Oracle clearly feels there’s a weakness in the solidarity of the BEA board that it can exploit. Perhaps that’s true, but from this vantage point I think CEO and Chairman Alfred S. Chuang has enough support to dig in his heels and resist Oracle’s bully-boy gambit.
So, presuming that BEA’s board does not capitulate by Sunday, what happens next? Will Oracle walk away? In the short term, I don’t think it has a choice in the matter. Oracle would lose credibility if it continued to pursue BEA after having its ultimatum rejected. Larry Ellison wouldn’t want to look weak.
Still, in the unlikely event that BEA should find another suitor, now or a few months from now, don’t be surprised to see Oracle make a counterbid.
Unless the deal has fallen through over valuation, it’s increasingly likely that Symantec will announce its long-rumored acquisition of data-leakage prevention specialist Vontu tomorrow.
Symantec is slated to hold its second-quarter earnings conference call at the close of stock trading tomorrow. That would be as good at time as any to spring the news of its Vontu acquisition on the world.
Not many observers would be surprised. Rumors are premature reports of an acquisition announcement have been prolific during the past week or so, with several technology-related publications and websites taking positions on when the deal would go down.
Readers of this site — yes, all two of you — might recall that I mentioned talk of a Symantec acquisition of Vontu last year. The companies have been getting closer, technologically and otherwise, for some time. Symantec might have made this deal earlier, but it balked at the asking price Vontu and its agents had demanded.
Apparently things have changed. Recent reports have suggested that Symantec will pay up to $350 million for the privately held Vontu, which is said to have revenues of about $30 million.
Perhaps the ongoing consolidation in the space gave Symantec some buyer’s leverage.
As news broke yesterday that Dell products — a limited selection of notebook and desktop PCs as well as monitors, printers, and ink cartridges — would be sold as of November 11 in 1,400 Staples Inc. stores across America, I wondered again how long Dell could manage to both sell its products directly online and through channel partners.
Yes, not all Dell products are available in the stores of its retail partners. Some Dell notebooks and desktops can only be ordered directly from the company. Moreover, Dell is trying hard to position this move as part of a strategy to provide its products wherever and whenever customers wish to buy them.
But the seismic shifts in the PC market, which has seen fast growth in emerging national markets such as China and India and a sharp preference for notebooks over desktops nearly everywhere, makes it difficult for Dell to walk this channel-conflict tightrope.

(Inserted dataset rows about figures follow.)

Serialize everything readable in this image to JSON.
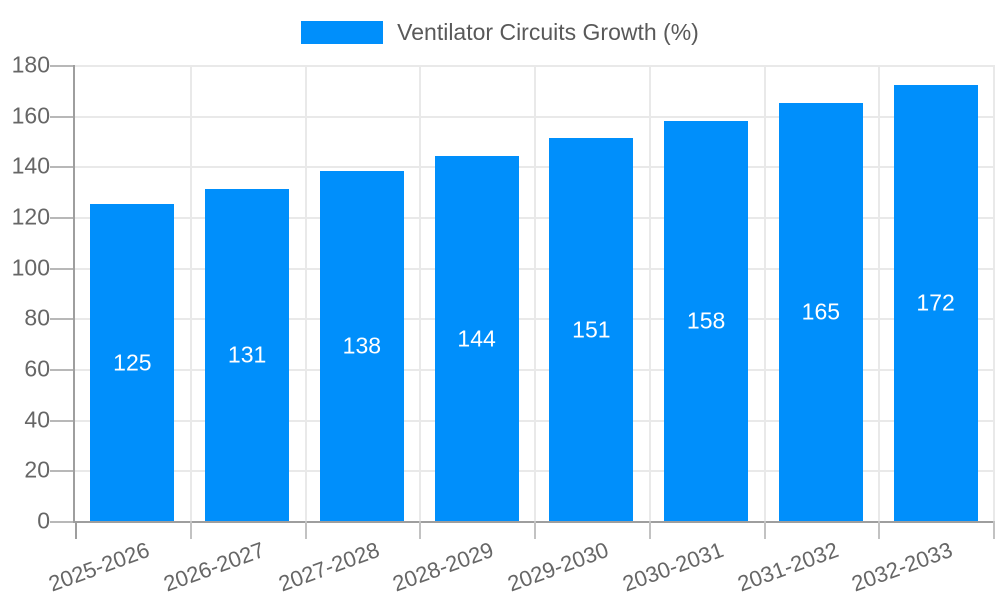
{
  "chart_data": {
    "type": "bar",
    "title": "Ventilator Circuits Growth (%)",
    "categories": [
      "2025-2026",
      "2026-2027",
      "2027-2028",
      "2028-2029",
      "2029-2030",
      "2030-2031",
      "2031-2032",
      "2032-2033"
    ],
    "values": [
      125,
      131,
      138,
      144,
      151,
      158,
      165,
      172
    ],
    "ylim": [
      0,
      180
    ],
    "ytick_step": 20,
    "y_tick_labels": [
      "0",
      "20",
      "40",
      "60",
      "80",
      "100",
      "120",
      "140",
      "160",
      "180"
    ],
    "grid": true,
    "legend_position": "top",
    "xlabel": "",
    "ylabel": "",
    "colors": {
      "bar": "#008FFB",
      "value_label": "#ffffff",
      "grid": "#e9e9e9",
      "axis": "#9e9e9e",
      "tick": "#c2c2c2",
      "tick_label": "#666666",
      "legend_text": "#595959"
    }
  }
}
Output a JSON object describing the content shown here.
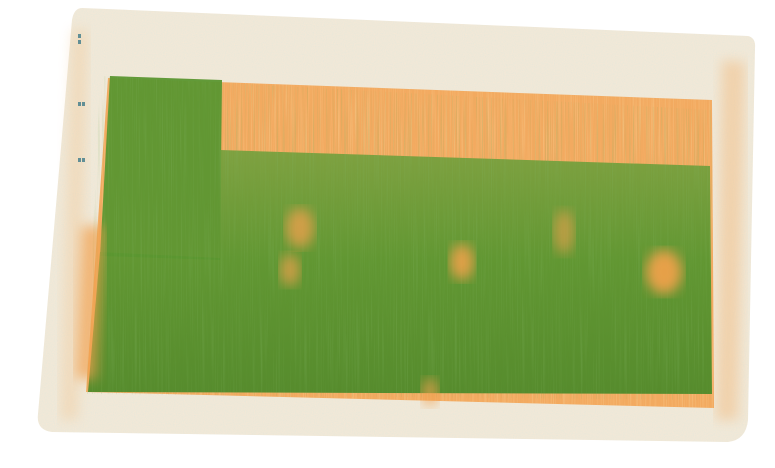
{
  "scene": {
    "description_shown": false,
    "colors": {
      "background": "#ffffff",
      "slab": "#f5e9d6",
      "slab_edge": "#efd3ad",
      "orange": "#f2a04e",
      "orange_deep": "#e8892f",
      "green": "#5f9a35",
      "green_deep": "#4a8527",
      "green_light": "#7aa845",
      "speckle": "#a9d7dd",
      "marker": "#3d7a8a"
    }
  }
}
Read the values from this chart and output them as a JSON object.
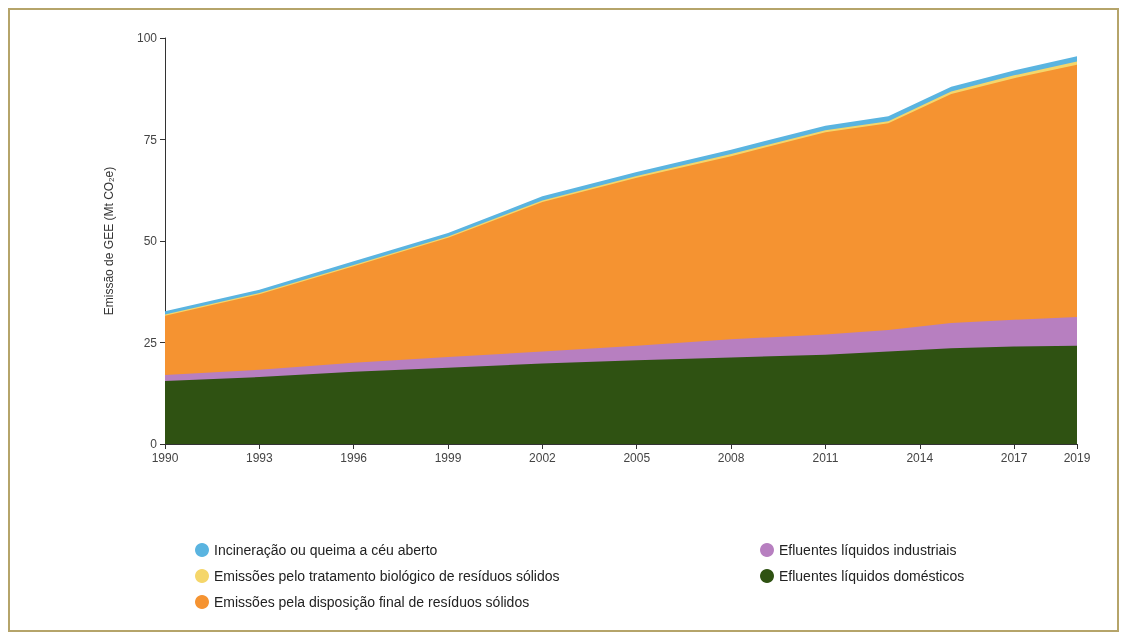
{
  "chart_data": {
    "type": "area",
    "stacked": true,
    "ylabel": "Emissão de GEE (Mt CO$_{2}$e)",
    "x": [
      1990,
      1993,
      1996,
      1999,
      2002,
      2005,
      2008,
      2011,
      2013,
      2015,
      2017,
      2019
    ],
    "xlim": [
      1990,
      2019
    ],
    "xticks": [
      1990,
      1993,
      1996,
      1999,
      2002,
      2005,
      2008,
      2011,
      2014,
      2017,
      2019
    ],
    "ylim": [
      0,
      100
    ],
    "yticks": [
      0,
      25,
      50,
      75,
      100
    ],
    "grid": false,
    "legend": "bottom",
    "series": [
      {
        "name": "Efluentes líquidos domésticos",
        "color": "#2f5212",
        "values": [
          15.5,
          16.5,
          17.8,
          18.8,
          19.8,
          20.6,
          21.3,
          22.0,
          22.8,
          23.6,
          24.0,
          24.2
        ]
      },
      {
        "name": "Efluentes líquidos industriais",
        "color": "#b77fc0",
        "values": [
          1.5,
          1.8,
          2.2,
          2.6,
          3.0,
          3.6,
          4.5,
          5.0,
          5.3,
          6.2,
          6.6,
          7.1
        ]
      },
      {
        "name": "Emissões pela disposição final de resíduos sólidos",
        "color": "#f59331",
        "values": [
          14.6,
          18.6,
          23.8,
          29.4,
          36.8,
          41.4,
          45.1,
          49.8,
          50.9,
          56.4,
          59.5,
          62.1
        ]
      },
      {
        "name": "Emissões pelo tratamento biológico de resíduos sólidos",
        "color": "#f5d66a",
        "values": [
          0.3,
          0.3,
          0.3,
          0.3,
          0.4,
          0.4,
          0.5,
          0.5,
          0.5,
          0.6,
          0.7,
          0.8
        ]
      },
      {
        "name": "Incineração ou queima a céu aberto",
        "color": "#5ab4e0",
        "values": [
          0.8,
          0.8,
          0.9,
          0.9,
          1.0,
          1.0,
          1.1,
          1.1,
          1.2,
          1.2,
          1.2,
          1.3
        ]
      }
    ]
  }
}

Staples definitely sees a competitive dynamic in its relationship with Dell, as the following excerpt from a Wall Street Journal story makes evident:
For Staples, the agreement is part of a long-running "Easy Button" marketing effort that aims to simplify shopping for its customers, Staples merchandizing head Jevin Eagle said. "Our customers will be able to touch and feel the products (as opposed to viewing them on a computer screen) before buying a Dell product and they’ll be able to get it on the same day."
There’s the rub for Dell. It’s new channel partners will not only be selling its products as competitive offerings to other PCs and peripherals already available at retail, but they’ll also be selling Dell products in competition against Dell itself.
Increasingly, no matter what Dell says, it will be in channel conflict with its retail partners. There are ways to resolve such conflict, of course, and it will be interesting to see how authoritatively and quickly Dell takes action.